When most people speak of antialiasing in graphics, they are referring to the box filter. This is because a box filter is easy to calculate and is easy to visualize as the fraction of a square pixel that is covered by a shape. For many applications, using the relatively crude box filter is okay. In computer games, it is fine to blur images a little too much because a player is not going to scrutinize every detail of the image in most cases, and one image is quickly replaced by another. However, text is static and composed of very fine shapes that are at the threshold of a monitor's ability to show, and readers will intently stare at those shapes for hours at a time.

It is my sincere belief that we need to improve the quality of filters that we use to render text so that we represent the shapes of letters as accurately as possible.
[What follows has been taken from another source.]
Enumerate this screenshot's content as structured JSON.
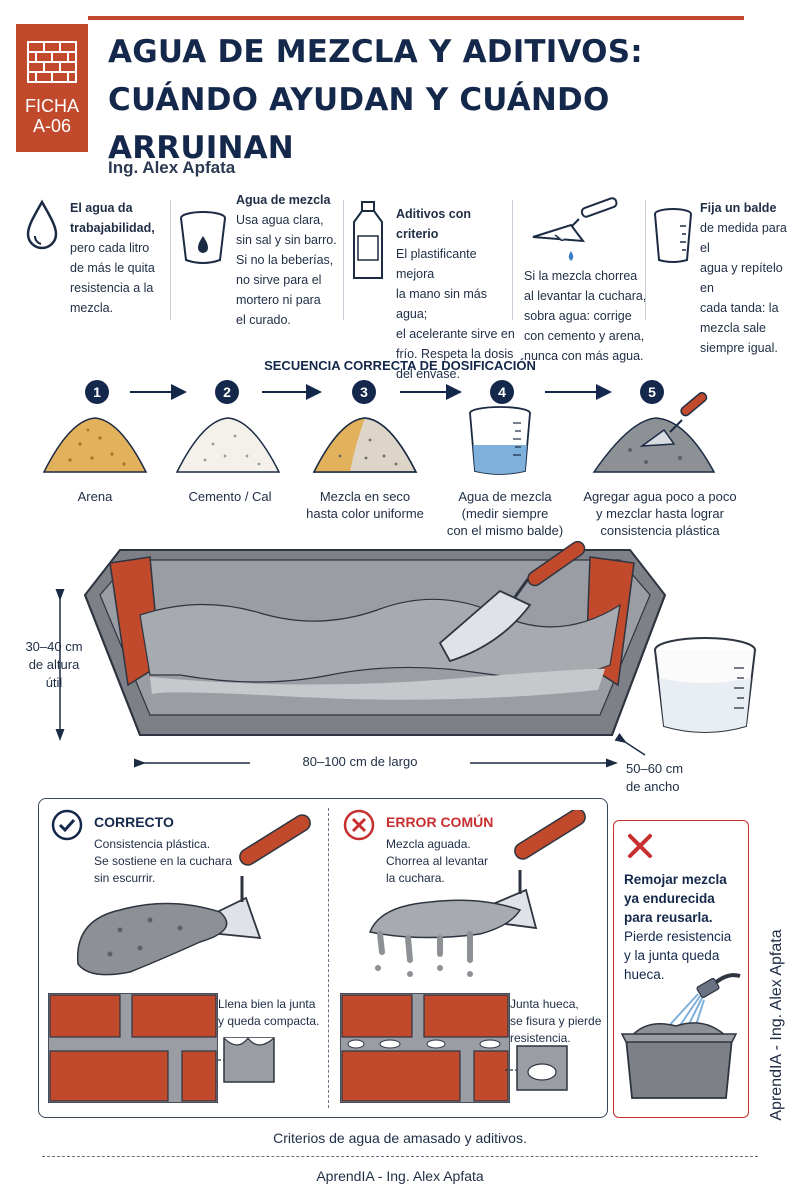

Reading computer text is a central part of modern life, and people form an emotional connection to the way that text is drawn. It is a shame that we do not put more effort into drawing text in a way that is both pretty and easy to read. Computer screens are unable to draw fonts as crisply and clearly as we would like, but we can draw text that appears crisper and clearer than we currently do without changing any hardware by using better algorithms.